Belief in the theory of evolution as accepted by science may be at odds with the Catholic faith, a leading cardinal has written. In an op-ed article in Thursday's New York Times, Cardinal Christoph Schoenborn, archbishop of Vienna, a theologian who is close to Pope Benedict XVI, declared that "Evolution in the sense of common ancestry might be true, but evolution in the neo-Darwinian sense - an unguided, unplanned process of random variation and natural selection - is not."
Cardinal Schoenborn asserted that he was not trying to break new ground in writing his essay, but to correct the idea, "often invoked," that the church accepts or at least acquiesces to the theory of evolution.

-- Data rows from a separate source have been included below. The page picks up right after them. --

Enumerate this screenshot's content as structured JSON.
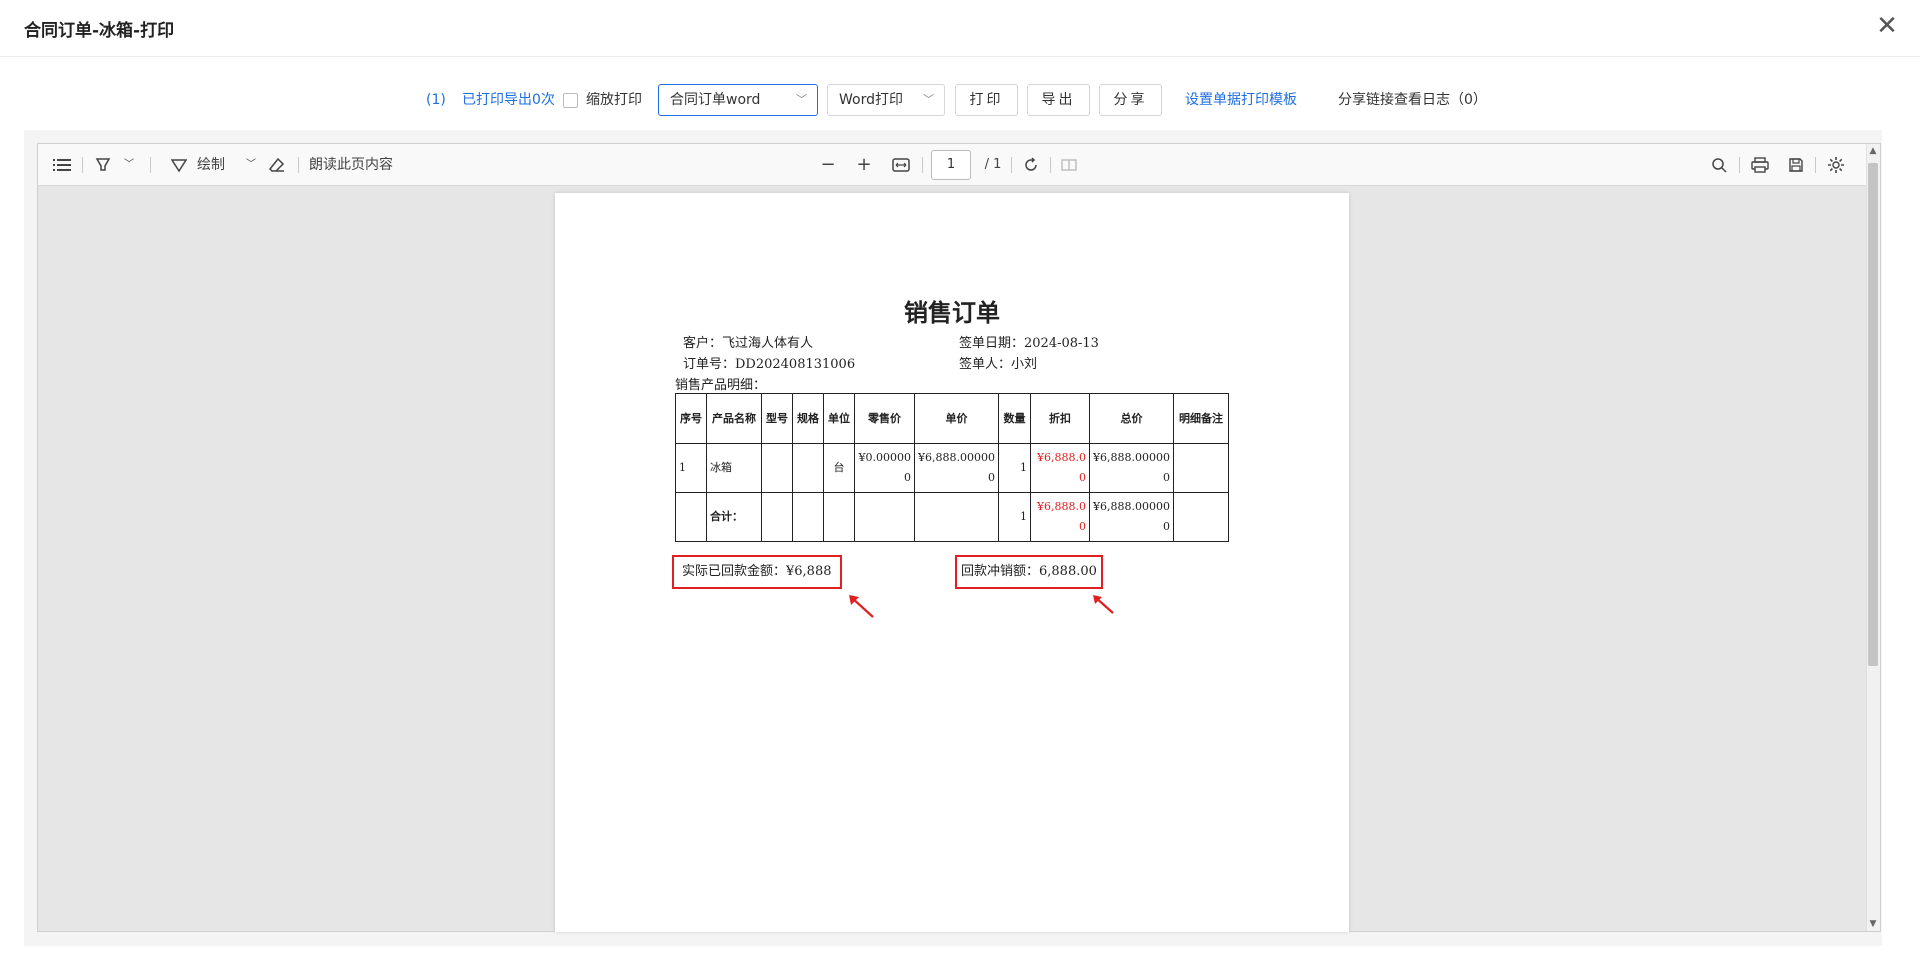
{
  "dialog": {
    "title": "合同订单-冰箱-打印",
    "close_glyph": "✕"
  },
  "toolbar": {
    "print_count": "(1)",
    "printed_status": "已打印导出0次",
    "scale_print_label": "缩放打印",
    "template_select": "合同订单word",
    "print_mode_select": "Word打印",
    "print_button": "打印",
    "export_button": "导出",
    "share_button": "分享",
    "template_settings_link": "设置单据打印模板",
    "share_log_link": "分享链接查看日志（0）"
  },
  "viewer": {
    "draw_label": "绘制",
    "read_aloud_label": "朗读此页内容",
    "current_page": "1",
    "total_pages": "/ 1",
    "icons": [
      "list-icon",
      "highlight-icon",
      "draw-icon",
      "eraser-icon",
      "zoom-out-icon",
      "zoom-in-icon",
      "fit-width-icon",
      "rotate-icon",
      "page-view-icon",
      "search-icon",
      "print-icon",
      "save-icon",
      "settings-icon"
    ]
  },
  "document": {
    "title": "销售订单",
    "customer": "客户：飞过海人体有人",
    "sign_date": "签单日期：2024-08-13",
    "order_no": "订单号：DD202408131006",
    "signer": "签单人：小刘",
    "detail_label": "销售产品明细：",
    "table": {
      "headers": [
        "序号",
        "产品名称",
        "型号",
        "规格",
        "单位",
        "零售价",
        "单价",
        "数量",
        "折扣",
        "总价",
        "明细备注"
      ],
      "rows": [
        [
          "1",
          "冰箱",
          "",
          "",
          "台",
          "¥0.000000",
          "¥6,888.000000",
          "1",
          "¥6,888.00",
          "¥6,888.000000",
          ""
        ]
      ],
      "total_row": [
        "",
        "合计：",
        "",
        "",
        "",
        "",
        "",
        "1",
        "¥6,888.00",
        "¥6,888.000000",
        ""
      ]
    },
    "actual_received": "实际已回款金额：¥6,888",
    "offset_amount": "回款冲销额：6,888.00"
  },
  "colors": {
    "accent": "#1f6fe0",
    "highlight": "#e02020"
  }
}
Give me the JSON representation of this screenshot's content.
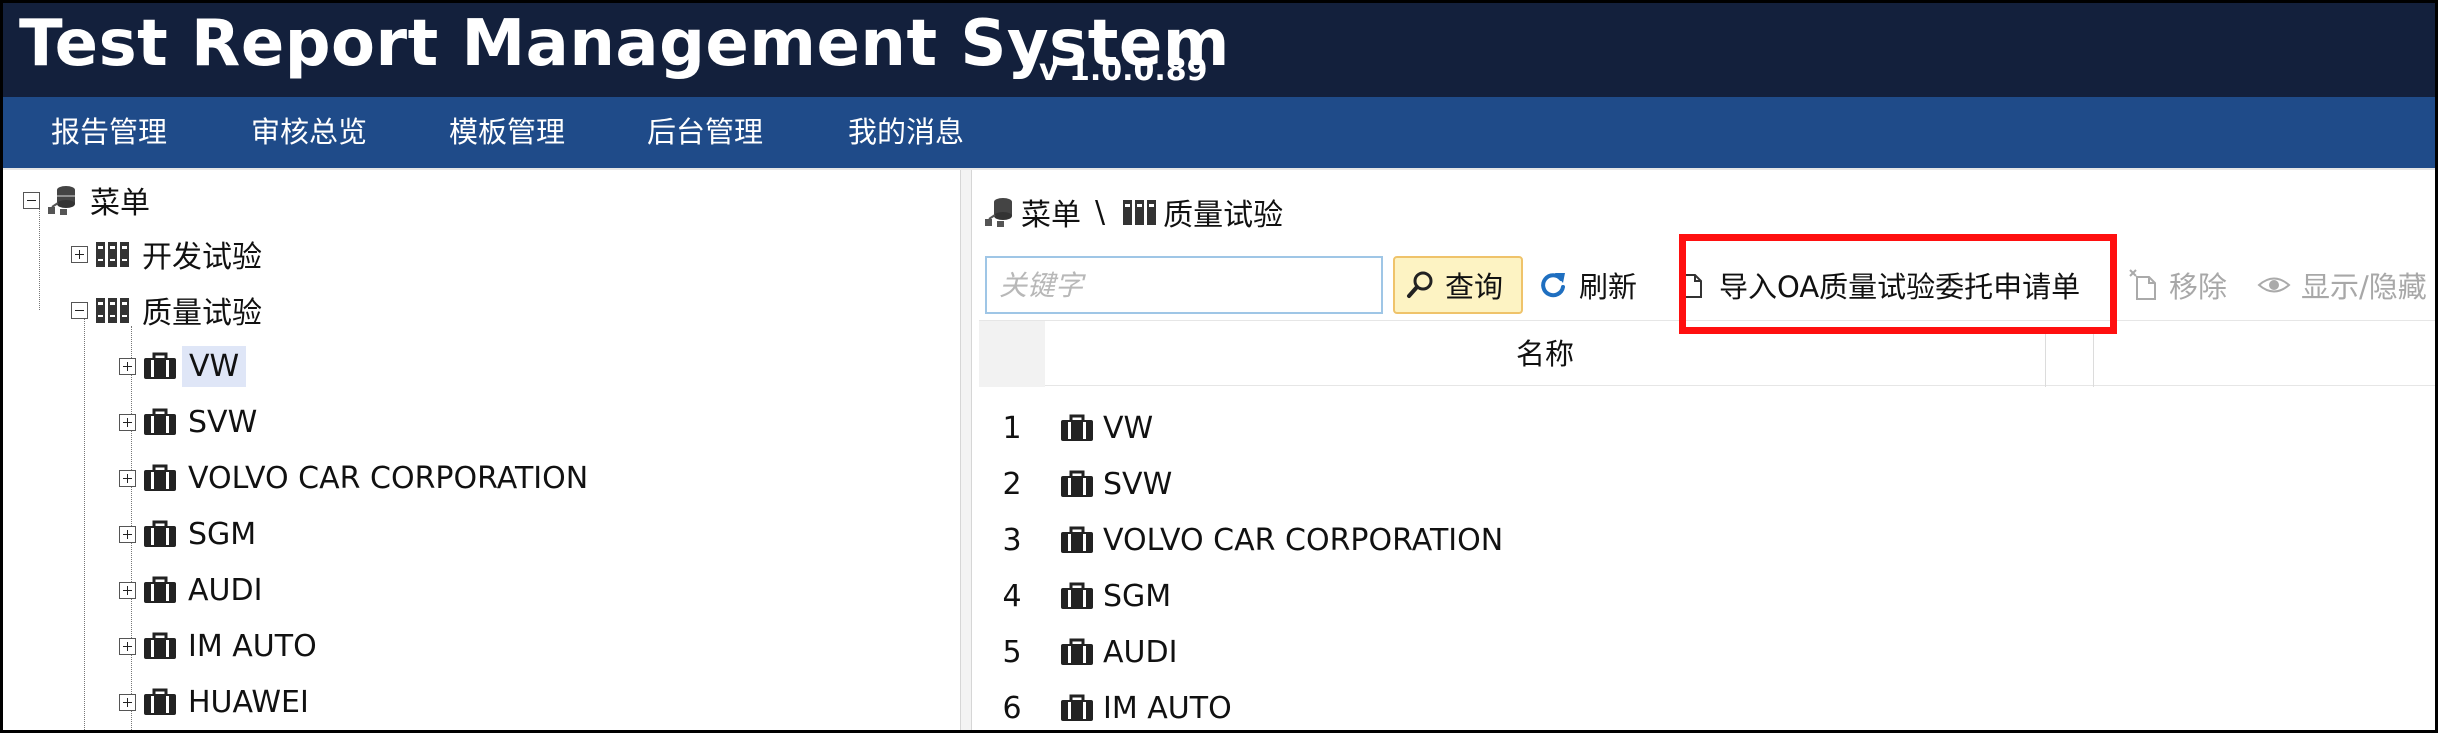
{
  "app": {
    "title": "Test Report Management System",
    "version": "v 1.0.0.89"
  },
  "menu": {
    "items": [
      {
        "label": "报告管理"
      },
      {
        "label": "审核总览"
      },
      {
        "label": "模板管理"
      },
      {
        "label": "后台管理"
      },
      {
        "label": "我的消息"
      }
    ]
  },
  "tree": {
    "root": {
      "label": "菜单",
      "icon": "database-icon",
      "expanded": true
    },
    "nodes": [
      {
        "label": "开发试验",
        "icon": "books-icon",
        "expanded": false,
        "level": 1
      },
      {
        "label": "质量试验",
        "icon": "books-icon",
        "expanded": true,
        "level": 1
      },
      {
        "label": "VW",
        "icon": "briefcase-icon",
        "expanded": false,
        "level": 2,
        "selected": true
      },
      {
        "label": "SVW",
        "icon": "briefcase-icon",
        "expanded": false,
        "level": 2
      },
      {
        "label": "VOLVO CAR CORPORATION",
        "icon": "briefcase-icon",
        "expanded": false,
        "level": 2
      },
      {
        "label": "SGM",
        "icon": "briefcase-icon",
        "expanded": false,
        "level": 2
      },
      {
        "label": "AUDI",
        "icon": "briefcase-icon",
        "expanded": false,
        "level": 2
      },
      {
        "label": "IM AUTO",
        "icon": "briefcase-icon",
        "expanded": false,
        "level": 2
      },
      {
        "label": "HUAWEI",
        "icon": "briefcase-icon",
        "expanded": false,
        "level": 2
      }
    ]
  },
  "breadcrumb": {
    "root": "菜单",
    "separator": "\\",
    "current": "质量试验"
  },
  "toolbar": {
    "search_placeholder": "关键字",
    "search_value": "",
    "query_label": "查询",
    "refresh_label": "刷新",
    "import_label": "导入OA质量试验委托申请单",
    "remove_label": "移除",
    "toggle_label": "显示/隐藏"
  },
  "grid": {
    "columns": [
      "名称"
    ],
    "rows": [
      {
        "num": "1",
        "name": "VW"
      },
      {
        "num": "2",
        "name": "SVW"
      },
      {
        "num": "3",
        "name": "VOLVO CAR CORPORATION"
      },
      {
        "num": "4",
        "name": "SGM"
      },
      {
        "num": "5",
        "name": "AUDI"
      },
      {
        "num": "6",
        "name": "IM AUTO"
      }
    ]
  },
  "colors": {
    "header_bg": "#13203c",
    "menu_bg": "#1f4b89",
    "highlight": "#ff1010",
    "query_bg": "#fdf3c3"
  }
}
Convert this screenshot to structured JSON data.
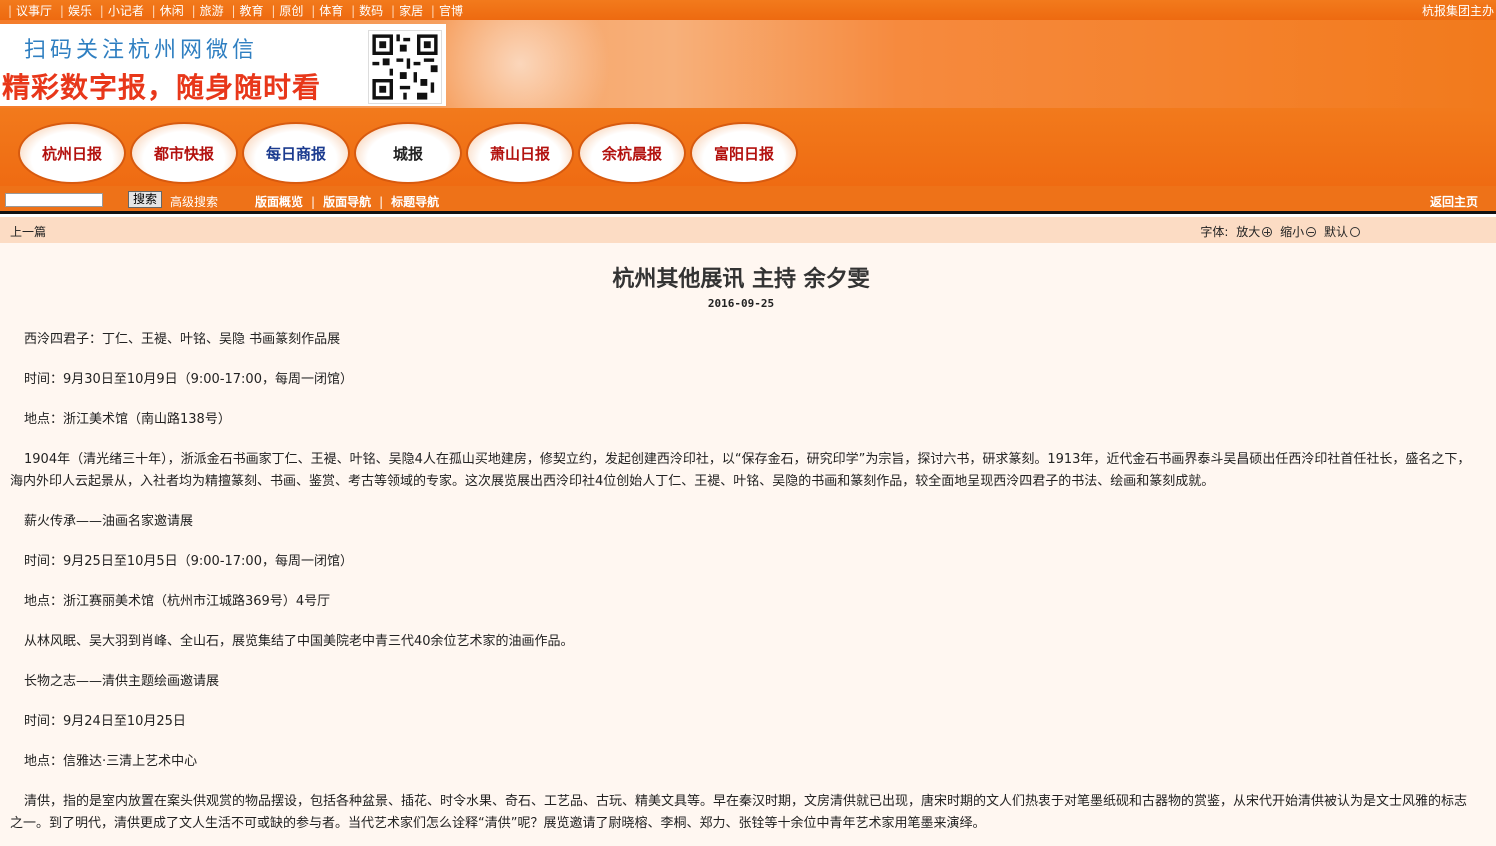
{
  "topnav": {
    "links": [
      "议事厅",
      "娱乐",
      "小记者",
      "休闲",
      "旅游",
      "教育",
      "原创",
      "体育",
      "数码",
      "家居",
      "官博"
    ],
    "owner": "杭报集团主办"
  },
  "banner": {
    "line1": "扫码关注杭州网微信",
    "line2": "精彩数字报，随身随时看"
  },
  "logos": [
    "杭州日报",
    "都市快报",
    "每日商报",
    "城报",
    "萧山日报",
    "余杭晨报",
    "富阳日报"
  ],
  "search": {
    "button": "搜索",
    "advanced": "高级搜索",
    "nav": [
      "版面概览",
      "版面导航",
      "标题导航"
    ],
    "home": "返回主页"
  },
  "toolbar": {
    "prev": "上一篇",
    "font_label": "字体:",
    "enlarge": "放大",
    "shrink": "缩小",
    "default": "默认"
  },
  "article": {
    "title": "杭州其他展讯 主持 余夕雯",
    "date": "2016-09-25",
    "paragraphs": [
      "西泠四君子：丁仁、王褆、叶铭、吴隐 书画篆刻作品展",
      "时间：9月30日至10月9日（9:00-17:00，每周一闭馆）",
      "地点：浙江美术馆（南山路138号）",
      "1904年（清光绪三十年），浙派金石书画家丁仁、王褆、叶铭、吴隐4人在孤山买地建房，修契立约，发起创建西泠印社，以“保存金石，研究印学”为宗旨，探讨六书，研求篆刻。1913年，近代金石书画界泰斗吴昌硕出任西泠印社首任社长，盛名之下，海内外印人云起景从，入社者均为精擅篆刻、书画、鉴赏、考古等领域的专家。这次展览展出西泠印社4位创始人丁仁、王褆、叶铭、吴隐的书画和篆刻作品，较全面地呈现西泠四君子的书法、绘画和篆刻成就。",
      "薪火传承——油画名家邀请展",
      "时间：9月25日至10月5日（9:00-17:00，每周一闭馆）",
      "地点：浙江赛丽美术馆（杭州市江城路369号）4号厅",
      "从林风眠、吴大羽到肖峰、全山石，展览集结了中国美院老中青三代40余位艺术家的油画作品。",
      "长物之志——清供主题绘画邀请展",
      "时间：9月24日至10月25日",
      "地点：信雅达·三清上艺术中心",
      "清供，指的是室内放置在案头供观赏的物品摆设，包括各种盆景、插花、时令水果、奇石、工艺品、古玩、精美文具等。早在秦汉时期，文房清供就已出现，唐宋时期的文人们热衷于对笔墨纸砚和古器物的赏鉴，从宋代开始清供被认为是文士风雅的标志之一。到了明代，清供更成了文人生活不可或缺的参与者。当代艺术家们怎么诠释“清供”呢？展览邀请了尉晓榕、李桐、郑力、张铨等十余位中青年艺术家用笔墨来演绎。"
    ]
  }
}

According to the Times, many Catholic schools teach Darwinian evolution, in which accidental mutation and natural selection of the fittest organisms drive the history of life, as part of their science curriculum.
This led the cardinal, a member of the Vatican's Congregation for Catholic Education, to say that he has been angry for years at those writers and theologians, many of them his fellow Catholics, who had "misrepresented" the church's position approving the idea of evolution as a random process.The cardinal said that students in all schools, not only Catholic schools, should be taught that evolution is merely one of many theories.
The cardinal told the Times that his essay had not been approved by the Vatican, but that he had spoken to then-Cardinal Ratzinger two or three weeks before his election as Pope Benedict XVI in April.